In such a setting, imagining that someone will have staff who can create a new site or refurbish or reconfigure an existing site to make mRNA [vaccine] is highly, highly unlikely, Yadav said.

Damian Garde, Helen Branswell & Matthew Herper

The issue of patent waivers for vaccine manufacturing has sparked a lot of discussions, especially since President Biden has backed this proposal officially. Personally, this measure seems simplistic, considering the complex manufacturing steps of mRNA vaccines, constraints on raw materials (Brazil had to interrupt production of the AstraZeneca vaccine earlier this month due to a lack of ingredients), on trained staff and quality assurance (human errors at a US site producing both Johnson & Johnson and AstraZeneca vaccines already lead to millions of doses being discarded). Eliminating patents will not magically solve these other issues: Moderna publicly stated last October they will not enforce COVID-19 related patents during the pandemic, and the vaccine RNA sequence has also been reverse-engineered, yet no company or country took this opportunity to start manufacturing on their own.

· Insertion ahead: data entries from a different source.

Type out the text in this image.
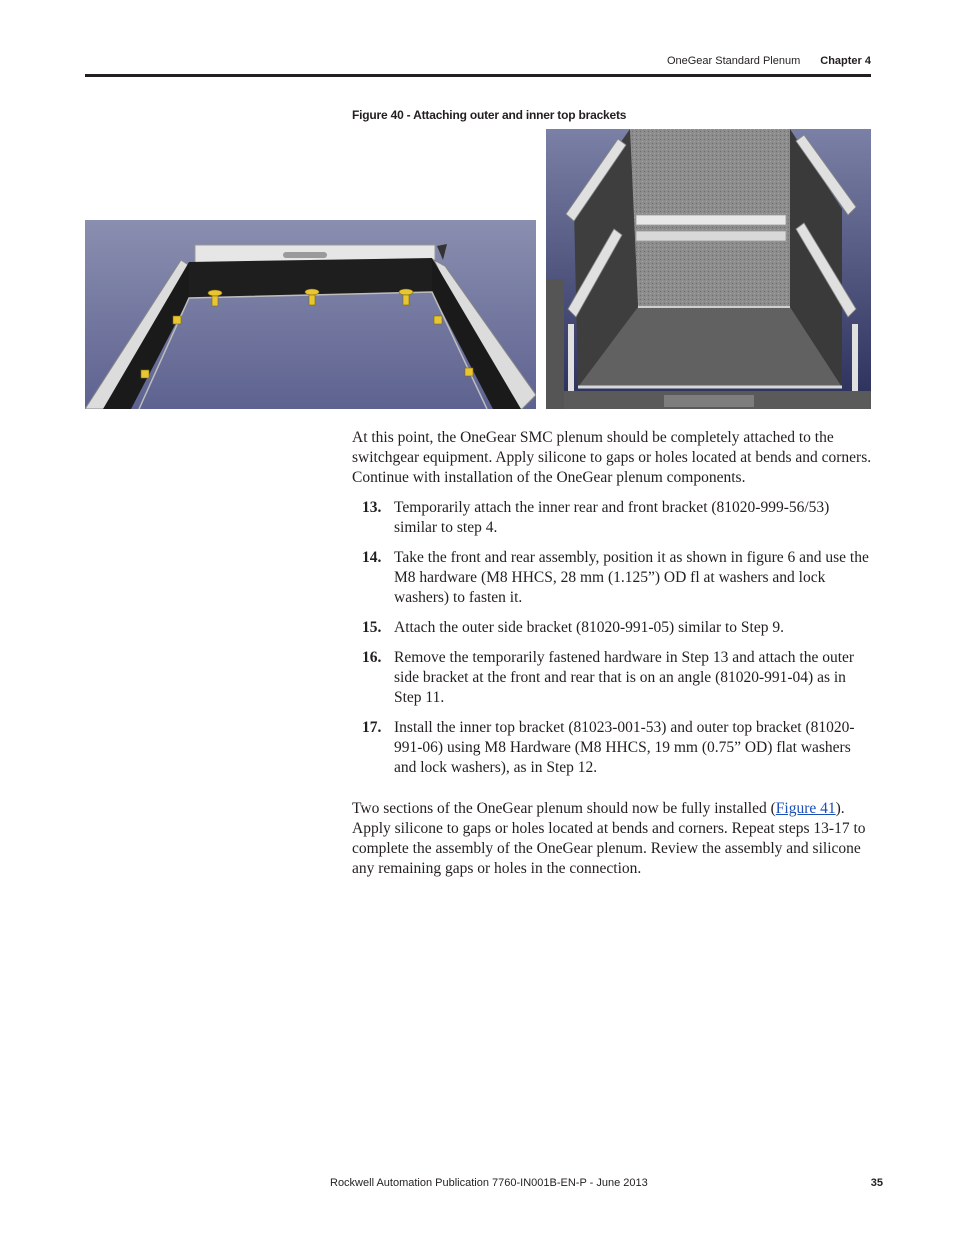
OneGear Standard Plenum Chapter 4
Figure 40 - Attaching outer and inner top brackets
At this point, the OneGear SMC plenum should be completely attached to the switchgear equipment. Apply silicone to gaps or holes located at bends and corners. Continue with installation of the OneGear plenum components.
13. Temporarily attach the inner rear and front bracket (81020-999-56/53) similar to step 4.
14. Take the front and rear assembly, position it as shown in figure 6 and use the M8 hardware (M8 HHCS, 28 mm (1.125”) OD fl at washers and lock washers) to fasten it.
15. Attach the outer side bracket (81020-991-05) similar to Step 9.
16. Remove the temporarily fastened hardware in Step 13 and attach the outer side bracket at the front and rear that is on an angle (81020-991-04) as in Step 11.
17. Install the inner top bracket (81023-001-53) and outer top bracket (81020-991-06) using M8 Hardware (M8 HHCS, 19 mm (0.75” OD) flat washers and lock washers), as in Step 12.
Two sections of the OneGear plenum should now be fully installed (Figure 41). Apply silicone to gaps or holes located at bends and corners. Repeat steps 13-17 to complete the assembly of the OneGear plenum. Review the assembly and silicone any remaining gaps or holes in the connection.
Rockwell Automation Publication 7760-IN001B-EN-P - June 2013	35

Looking at this cynically, it seems president Biden’s position is mostly intended to deflect attention from the fact that the US is still restricting vaccine and raw materials exports, despite several pledges and announcements – not to mention, with the exception of Moderna, all mRNA patents are held by European companies. Unsurprisingly, Germany and France oppose this proposal and called on the US to share more vaccines with the rest of the world.

Fortunately, there are some encouraging signs for increased vaccine production and distribution. BioNTech partnered with a Chinese company to produce some 1 billion doses in China; and the storage requirements for their vaccine have been relaxed further, allowing it to be kept in a regular refrigerator for up to a month, which should make it easier to distribute around the world. At the recent G20 health summit (notable for the absence of presidents Biden and Putin), Pfizer, Moderna and Johnson & Johnson pledged to supply around 3.5 billion Covid-19 vaccine doses at cost or discount to poorer nations until the end of 2022, while the EU pledged to donate 100 million vaccine doses in 2021. It is certainly possible that Biden’s support for patent waivers has to some extent forced the hard of pharma companies to agree to this compromise; hopefully, they can also fulfill these promises at the earliest.